-->

Type something and hit enter

By On
advertise here
 Clinical features of the head of the newborn -2

General observation of the contour of the head is important, since casting occurs in almost all vaginal births. When delivering peaks, the head is usually flattened on the forehead, and the top rises and forms a point at the end of the parietal bones, while the hind skull or back of the head drops sharply. The usual more oval contour of the head is identical 1-2 days after birth. The change in shape is due to the fact that the bones of the skull are not merged, which allows overlapping the edges of these bones to adapt to the size of the birth canal during labor, such molding does not occur in babies born by cesarean section.

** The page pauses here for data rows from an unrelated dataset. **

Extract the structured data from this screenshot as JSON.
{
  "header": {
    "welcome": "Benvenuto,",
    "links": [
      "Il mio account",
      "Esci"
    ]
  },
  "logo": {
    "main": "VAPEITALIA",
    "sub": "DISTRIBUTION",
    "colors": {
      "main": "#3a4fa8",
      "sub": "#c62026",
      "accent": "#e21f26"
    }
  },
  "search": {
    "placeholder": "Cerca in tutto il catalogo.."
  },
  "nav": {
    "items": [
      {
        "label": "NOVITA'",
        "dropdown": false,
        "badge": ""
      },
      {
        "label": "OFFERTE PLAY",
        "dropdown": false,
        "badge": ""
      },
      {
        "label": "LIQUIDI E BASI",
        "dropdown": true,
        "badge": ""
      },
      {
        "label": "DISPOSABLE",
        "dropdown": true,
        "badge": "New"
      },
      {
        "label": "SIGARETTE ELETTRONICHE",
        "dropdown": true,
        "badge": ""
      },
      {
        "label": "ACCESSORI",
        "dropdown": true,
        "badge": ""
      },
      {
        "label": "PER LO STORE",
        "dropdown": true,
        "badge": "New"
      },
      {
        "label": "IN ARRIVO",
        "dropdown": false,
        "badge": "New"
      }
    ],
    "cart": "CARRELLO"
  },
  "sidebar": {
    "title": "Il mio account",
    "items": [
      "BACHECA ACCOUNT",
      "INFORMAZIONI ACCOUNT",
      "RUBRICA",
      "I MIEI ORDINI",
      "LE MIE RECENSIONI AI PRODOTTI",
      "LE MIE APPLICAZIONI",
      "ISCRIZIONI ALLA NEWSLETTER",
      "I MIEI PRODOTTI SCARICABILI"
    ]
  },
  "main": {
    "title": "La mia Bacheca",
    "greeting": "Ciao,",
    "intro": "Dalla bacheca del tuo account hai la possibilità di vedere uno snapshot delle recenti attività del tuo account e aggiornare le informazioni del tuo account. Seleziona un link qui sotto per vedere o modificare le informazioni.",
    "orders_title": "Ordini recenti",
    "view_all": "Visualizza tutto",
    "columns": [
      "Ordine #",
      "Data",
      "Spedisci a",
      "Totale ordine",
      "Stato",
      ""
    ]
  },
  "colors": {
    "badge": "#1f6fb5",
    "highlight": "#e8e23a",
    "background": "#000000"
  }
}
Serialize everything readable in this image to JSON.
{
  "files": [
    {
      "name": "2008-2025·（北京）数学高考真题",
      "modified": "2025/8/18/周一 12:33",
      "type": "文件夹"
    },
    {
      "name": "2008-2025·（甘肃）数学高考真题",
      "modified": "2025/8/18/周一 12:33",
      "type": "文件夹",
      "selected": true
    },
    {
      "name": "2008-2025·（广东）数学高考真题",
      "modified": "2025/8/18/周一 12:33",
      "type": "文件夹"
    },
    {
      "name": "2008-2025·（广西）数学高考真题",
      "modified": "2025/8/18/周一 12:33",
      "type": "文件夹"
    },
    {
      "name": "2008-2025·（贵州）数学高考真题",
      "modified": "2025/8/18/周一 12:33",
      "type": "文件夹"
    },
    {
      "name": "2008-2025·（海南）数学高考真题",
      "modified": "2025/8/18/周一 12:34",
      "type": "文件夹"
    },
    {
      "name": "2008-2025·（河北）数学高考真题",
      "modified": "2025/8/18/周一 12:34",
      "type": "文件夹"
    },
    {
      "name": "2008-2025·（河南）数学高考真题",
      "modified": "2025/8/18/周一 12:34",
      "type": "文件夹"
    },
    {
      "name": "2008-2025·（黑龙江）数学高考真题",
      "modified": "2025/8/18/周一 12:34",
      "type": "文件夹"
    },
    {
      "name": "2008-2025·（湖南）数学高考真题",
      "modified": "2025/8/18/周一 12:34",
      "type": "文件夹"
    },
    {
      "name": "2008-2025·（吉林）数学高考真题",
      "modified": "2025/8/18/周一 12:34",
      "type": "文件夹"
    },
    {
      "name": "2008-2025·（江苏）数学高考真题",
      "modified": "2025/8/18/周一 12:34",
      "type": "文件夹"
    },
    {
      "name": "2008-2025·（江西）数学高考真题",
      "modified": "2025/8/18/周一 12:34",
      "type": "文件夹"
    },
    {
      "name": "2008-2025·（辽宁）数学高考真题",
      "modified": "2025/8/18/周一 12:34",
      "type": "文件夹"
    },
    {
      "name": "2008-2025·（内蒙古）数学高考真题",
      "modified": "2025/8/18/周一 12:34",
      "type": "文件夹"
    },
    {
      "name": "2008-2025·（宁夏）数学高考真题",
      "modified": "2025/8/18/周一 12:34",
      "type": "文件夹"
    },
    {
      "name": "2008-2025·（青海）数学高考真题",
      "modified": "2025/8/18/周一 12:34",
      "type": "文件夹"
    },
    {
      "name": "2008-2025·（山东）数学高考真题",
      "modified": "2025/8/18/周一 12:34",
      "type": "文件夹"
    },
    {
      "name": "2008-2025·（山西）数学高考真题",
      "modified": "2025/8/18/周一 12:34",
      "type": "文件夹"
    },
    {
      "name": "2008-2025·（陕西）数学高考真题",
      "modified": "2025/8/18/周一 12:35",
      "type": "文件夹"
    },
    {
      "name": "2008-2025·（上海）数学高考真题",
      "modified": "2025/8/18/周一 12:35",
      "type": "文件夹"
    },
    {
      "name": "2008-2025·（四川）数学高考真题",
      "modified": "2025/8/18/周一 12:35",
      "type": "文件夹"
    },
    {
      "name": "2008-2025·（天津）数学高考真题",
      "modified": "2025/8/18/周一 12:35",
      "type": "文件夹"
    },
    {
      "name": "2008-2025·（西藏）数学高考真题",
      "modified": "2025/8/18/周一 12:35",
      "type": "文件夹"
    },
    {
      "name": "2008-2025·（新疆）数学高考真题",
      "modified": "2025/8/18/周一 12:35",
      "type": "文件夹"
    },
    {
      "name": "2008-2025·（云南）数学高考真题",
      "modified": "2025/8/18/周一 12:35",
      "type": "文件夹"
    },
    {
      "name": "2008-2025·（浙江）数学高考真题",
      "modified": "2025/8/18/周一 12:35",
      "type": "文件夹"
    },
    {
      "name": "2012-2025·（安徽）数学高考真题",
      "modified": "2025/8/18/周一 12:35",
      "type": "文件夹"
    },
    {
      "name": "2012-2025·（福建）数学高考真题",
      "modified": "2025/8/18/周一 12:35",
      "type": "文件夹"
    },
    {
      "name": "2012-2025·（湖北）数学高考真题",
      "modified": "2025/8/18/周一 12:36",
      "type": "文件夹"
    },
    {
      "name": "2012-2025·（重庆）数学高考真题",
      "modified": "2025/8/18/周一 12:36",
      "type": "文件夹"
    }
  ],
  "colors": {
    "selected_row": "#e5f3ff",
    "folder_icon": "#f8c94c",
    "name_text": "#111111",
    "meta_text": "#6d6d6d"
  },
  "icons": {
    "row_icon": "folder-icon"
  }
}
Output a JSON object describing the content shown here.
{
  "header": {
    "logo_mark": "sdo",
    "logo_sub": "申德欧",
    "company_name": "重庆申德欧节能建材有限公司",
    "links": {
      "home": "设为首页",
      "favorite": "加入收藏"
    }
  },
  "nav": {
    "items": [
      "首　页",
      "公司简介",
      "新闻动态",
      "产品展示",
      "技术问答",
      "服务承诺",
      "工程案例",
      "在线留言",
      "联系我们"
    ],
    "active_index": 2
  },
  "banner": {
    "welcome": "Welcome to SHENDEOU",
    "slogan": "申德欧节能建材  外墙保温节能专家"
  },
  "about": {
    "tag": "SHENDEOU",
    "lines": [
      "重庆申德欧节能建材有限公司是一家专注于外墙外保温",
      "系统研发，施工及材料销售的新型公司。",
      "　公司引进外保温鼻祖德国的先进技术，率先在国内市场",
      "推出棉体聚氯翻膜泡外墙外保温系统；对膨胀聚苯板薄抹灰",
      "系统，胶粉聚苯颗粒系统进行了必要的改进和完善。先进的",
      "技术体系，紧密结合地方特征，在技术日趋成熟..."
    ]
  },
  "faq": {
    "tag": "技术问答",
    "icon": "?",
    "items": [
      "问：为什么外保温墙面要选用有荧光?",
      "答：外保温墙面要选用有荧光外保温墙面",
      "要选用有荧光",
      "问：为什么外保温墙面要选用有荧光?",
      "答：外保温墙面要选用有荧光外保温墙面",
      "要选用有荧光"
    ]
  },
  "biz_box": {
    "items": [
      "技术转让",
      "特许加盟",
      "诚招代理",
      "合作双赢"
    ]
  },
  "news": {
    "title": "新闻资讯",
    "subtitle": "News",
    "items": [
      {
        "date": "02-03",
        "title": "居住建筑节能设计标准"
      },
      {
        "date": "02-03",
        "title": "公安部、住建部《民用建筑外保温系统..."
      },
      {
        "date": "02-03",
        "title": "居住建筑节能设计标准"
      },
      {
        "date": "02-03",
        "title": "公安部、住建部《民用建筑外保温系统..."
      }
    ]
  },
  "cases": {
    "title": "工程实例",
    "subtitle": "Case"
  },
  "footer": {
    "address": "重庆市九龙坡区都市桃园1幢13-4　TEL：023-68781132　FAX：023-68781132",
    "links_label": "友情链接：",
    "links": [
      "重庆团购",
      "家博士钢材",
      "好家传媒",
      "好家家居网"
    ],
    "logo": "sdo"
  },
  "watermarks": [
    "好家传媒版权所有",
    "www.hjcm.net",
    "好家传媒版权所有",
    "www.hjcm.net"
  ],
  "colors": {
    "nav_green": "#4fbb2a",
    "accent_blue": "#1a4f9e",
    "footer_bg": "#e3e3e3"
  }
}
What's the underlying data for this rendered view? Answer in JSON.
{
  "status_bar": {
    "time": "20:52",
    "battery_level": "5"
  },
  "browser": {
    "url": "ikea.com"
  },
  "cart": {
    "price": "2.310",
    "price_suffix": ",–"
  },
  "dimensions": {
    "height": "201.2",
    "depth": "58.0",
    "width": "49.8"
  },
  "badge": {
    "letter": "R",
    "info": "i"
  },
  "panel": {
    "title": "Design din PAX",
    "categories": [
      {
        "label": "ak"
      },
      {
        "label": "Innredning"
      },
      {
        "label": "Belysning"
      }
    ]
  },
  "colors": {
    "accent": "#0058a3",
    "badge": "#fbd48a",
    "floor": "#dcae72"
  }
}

The main anatomy of the head bones
Six bones - frontal, occipital, two parietal and two temporal - contain the skull. Between the nodes of these bones are located strips of connective tissue, called sutures. At the junction of the seams are wider spaces of uninsulated membrane tissues, called native ones. The two most important fontanelles in infections are the anterior fontanelle, formed by the joining of the sagittal, coronal and frontal sutures, and the posterior fontanelle, which is formed by the joining of the sagittal and lyamoidal sutures. It is easy to remember the location of the seams, because the coronal suture “crowns” the head and the sagittal suture “separates” the head.

Two other fontanelles — splenoid and mastoid deposits are usually present, but usually not felt. An additional fontanelle, located between the anterior and posterior fontanelles along the sagittal suture, is found in some normal newborns, but also occurs in some babies with Down syndrome. The presence of this sagittal or parietal spring is always recorded.

Clinical evaluation
The doctor probes the skull for all patent seams and fontanels, not size, shape, molding, or abnormal closure. The seams are felt as cracks between the bones of the skull, and the fontanelles are felt as wider "soft spots" at the junction of the seams. They are palpable using the tip of the index finger and run along the ends of the bones.

The size of the front spring is estimated between the middle points of the opposite sides of the fontanel (between the frontal and parietal bones). The front fontanel has a diamond shape 2.5 cm (1 inch) by 3 cm (about 1.5 inches). The rear fontanelle has a triangular shape, measuring from 0% to 1 cm (less than 1/2 inch) in the widest part. It is easily located, following the sagittal suture in the direction of the occiput.

Parent fonts should feel flat, strong, and well demarcated with the bony edges of the skull. Frequent pulsations are visible in the front spring. Coughing, crying, or lying down may temporarily cause springings to bulge and become more taut. However, an extended, tense, bulging fontanelle is a sign of increased intracranial pressure. A noticeably sunken, depressive spring is an indicator of dehydration. Such data is recorded and reported to the doctor.

The doctor also palpates the skull for any unusual masses or protuberances, especially those resulting from trauma of labor, such as caput succedaneum or cephalus hematoma, due to the flexibility of the skull, accelerating pressure on the edge of the parietal and occipital pong This phenomenon is known as physiological craniotropic tissue and, although it is usually a normal discovery, may indicate hydrocephalus, syphilis and rickets.

The degree of control of the head in newborns is also evaluated. Although the lag of the head in a newborn is normal, one should recognize the degree of ability to control the head in certain positions. If the child on his back is thrown off his hands to the position of a semi-finisher, there is a noticeable lag in the head and hyperextension. However, when the person continues to raise the infant in a sitting position, the infant tries to control the head in an upright position. When the head falls on a chest, many babies try to reach a vertical position. If the infant is held in the abdominal suspension, i.e. It is held higher and parallel to the examining surface, the infant holds the head in a straight line of the column when lying on the stomach, the newborn can be removed by slightly tilting the head, turning it from side to side.

A noticeable lag in the head is observed in Down syndrome, hypoxic infections and newborns with brain damage, which are diagnosed using specific features of the head.